Short-term safety studies of GMOs done in the United States often show no link to any adverse effects; however, two long-term studies done in France and Norway did show a link. A 10-year GMO safety study led by Professor Åshild Krogdahl at the Norwegian School of Veterinary Science (NVH) found several connections between GMOs and gene assimilation. A report in the Norwieian site forskning.no says:
"It has often been argued that the new genes in genetically modified foods can not do any harm because all genes are decomposed beyond recognition in the gut. Our results show on the contrary that genes can be absorbed across the intestinal wall is transferred to the blood and found in the blood, muscle and liver in such large chunks that can be easily recognized."
In the study, two groups of salmon were fed the same recipe of fish meal, but the test group included genetically modified corn, while the control was non-genetically modified. The researchers report:
"We saw changes in the fish that ate genetically modified corn, regardless of age. We saw it in their digestive organs, liver, kidneys, pancreas, adrenals and sex organs... Their intestines had a different microstructure, the digested proteins slightly lower, and the immune system has changed somewhat."

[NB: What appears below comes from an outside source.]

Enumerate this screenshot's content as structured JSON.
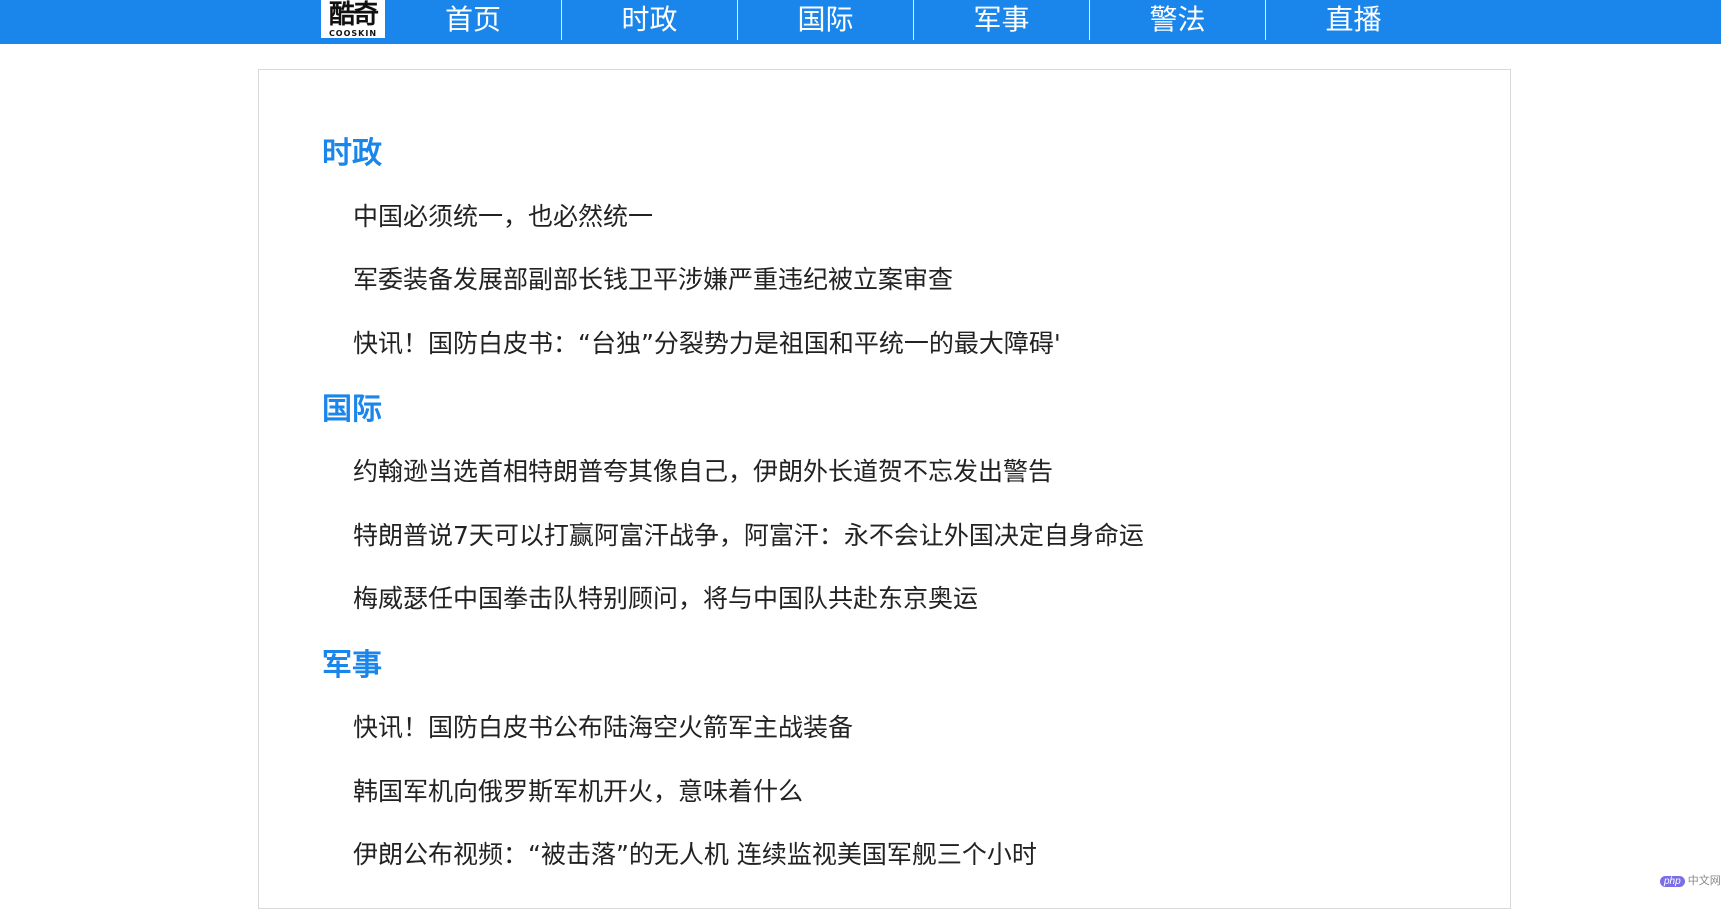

While the researchers concede that these changes could happen in any two groups fed different feeds, the feed was designed to be the same in all other ways to "get a good basis for comparison."
The new French study run by the University of Caen with help of the University of Verona in Italy, reveals GMOs may be linked to endocrine disruption, as mice fed genetically modified feed developed large tumors and died 2 to 3 times more rapidly than controls. The study’s abstract says:
"Females developed large mammary tumors almost always more often than and before controls, the pituitary was the second most disabled organ; the sex hormonal balance was modified by GMO and Roundup treatments. In treated males, liver congestions and necrosis were 2.5–5.5 times higher."

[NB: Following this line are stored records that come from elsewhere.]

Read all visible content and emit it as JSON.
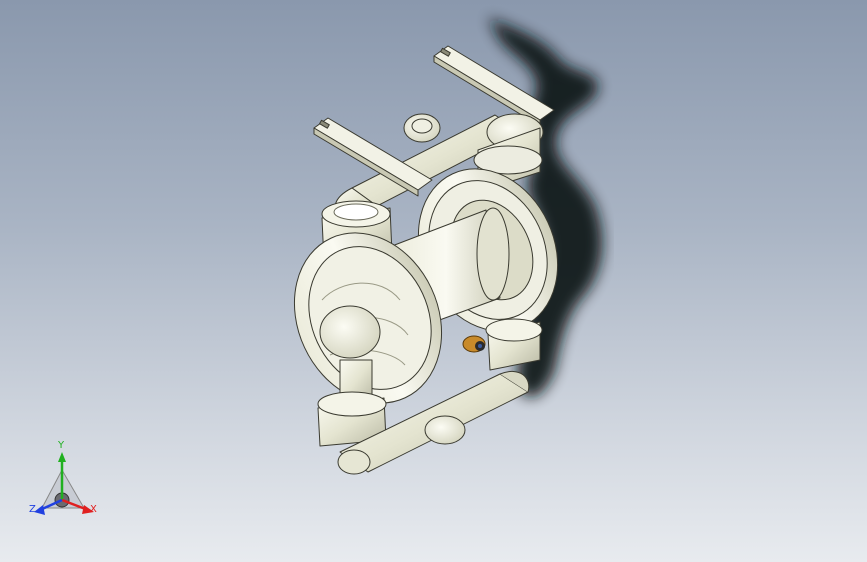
{
  "viewport": {
    "background_top": "#8a98ad",
    "background_bottom": "#e8ebef",
    "shadow_color": "#111318",
    "part_color": "#e6e6d2"
  },
  "model": {
    "icon": "diaphragm-pump-model-icon"
  },
  "triad": {
    "x_label": "X",
    "y_label": "Y",
    "z_label": "Z",
    "x_color": "#e02020",
    "y_color": "#20b020",
    "z_color": "#2040e0"
  },
  "fitting": {
    "icon": "brass-air-fitting-icon",
    "color": "#c88a2a"
  }
}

The study sad these findings are most likely due to "the overexpression of the transgene in the GMO and its metabolic consequences." They also say the results may be due to the endocrine-disrupting effects of glyphosate, which is the active ingredient in the popular weed killer, "Roundup." The levels of glyphosate tested were at levels determined as “safe” in drinking water supply.
These findings can be translated into increased diabetes risk due to possible disruptions in pancreatic function and possible damage to pancreatic tissue. However, further study is required to establish a direct link.